The new Corvette, the new Impala, the new Cadillac CTS, the new Jeep
Cherokee, the new Ford Fusion are all the best of breed; tested continuously
and praised for all they represent and for all the value they provide. And because American cars are so good at
doing what they should do, it is no longer unusual to see American cars well
represented in important foreign cities.
Beijing and Buick is the best example.
In
many ways, the higher education industry is in a similar position. American higher education is respected at
home and around the globe. The impact of higher education on the economy –
taking into consideration all levels of public and private education– is huge,
and here too, the American economy doing well is dependent on higher education
continuing to do well. We need to be
relevant, we need to be reasonable, and we need to be a good investment in the
future. Foreign competition continues to
grow but in almost every area, our education is still the most sought after.
At
times, for the automobile industry, economic incentives have been key to the
public’s purchase of automobiles. No
money down, very low interest rates, low leasing rates, and discounts off the
sticker price have all made a difference.

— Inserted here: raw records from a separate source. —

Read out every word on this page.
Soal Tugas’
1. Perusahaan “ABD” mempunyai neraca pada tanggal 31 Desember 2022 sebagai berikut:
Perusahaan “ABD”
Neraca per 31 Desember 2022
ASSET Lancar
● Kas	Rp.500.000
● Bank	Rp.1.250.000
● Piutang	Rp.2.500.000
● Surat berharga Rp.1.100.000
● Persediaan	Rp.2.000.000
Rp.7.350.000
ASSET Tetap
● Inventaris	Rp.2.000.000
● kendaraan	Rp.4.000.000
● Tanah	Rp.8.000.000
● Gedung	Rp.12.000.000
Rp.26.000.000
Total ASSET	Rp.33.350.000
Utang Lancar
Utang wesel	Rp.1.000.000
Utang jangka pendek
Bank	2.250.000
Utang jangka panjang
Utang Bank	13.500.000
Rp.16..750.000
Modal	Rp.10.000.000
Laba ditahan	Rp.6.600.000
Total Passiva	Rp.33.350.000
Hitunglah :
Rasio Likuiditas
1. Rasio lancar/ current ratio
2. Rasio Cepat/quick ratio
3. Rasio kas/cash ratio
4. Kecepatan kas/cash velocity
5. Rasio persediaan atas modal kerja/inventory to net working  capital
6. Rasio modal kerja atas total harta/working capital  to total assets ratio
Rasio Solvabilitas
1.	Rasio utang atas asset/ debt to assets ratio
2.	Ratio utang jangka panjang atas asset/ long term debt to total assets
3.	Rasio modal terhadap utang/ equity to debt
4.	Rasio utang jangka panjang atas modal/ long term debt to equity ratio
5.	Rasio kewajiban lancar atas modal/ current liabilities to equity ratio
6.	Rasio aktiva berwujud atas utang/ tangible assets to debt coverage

Discount rates are key to higher education purchases as well. Either scholarships or well below cost public
tuition provide the same, price cutting, economic incentives. As the economy improved and as cars improved,
the automobile industry was able to reduce the reliance on price
incentives. In higher education, we are
still struggling with how to come to grips with price incentives. And what makes it especially difficult is
that public institutions may have exactly the same cost structure but because
there is a subsidy from the state where the public institution is located,
public institutions do their discounting up front and visible for all to
see. Imagine higher education, if Ford
were a public company with a permanent subsidy for all Ford purchasers. What would GM and Chrysler do?
I
know many of us – especially in the private section– are looking for ways to
reduce the increasing reliance in higher education on discounting to attract
students. Since it is no longer unusual
for a private institution to approach 50% in the first year discount rate, the
pace of discount rate increases by definition will slow down. But unfortunately, I don’t see a workable
solution for phasing out what so many of us have become dependent on.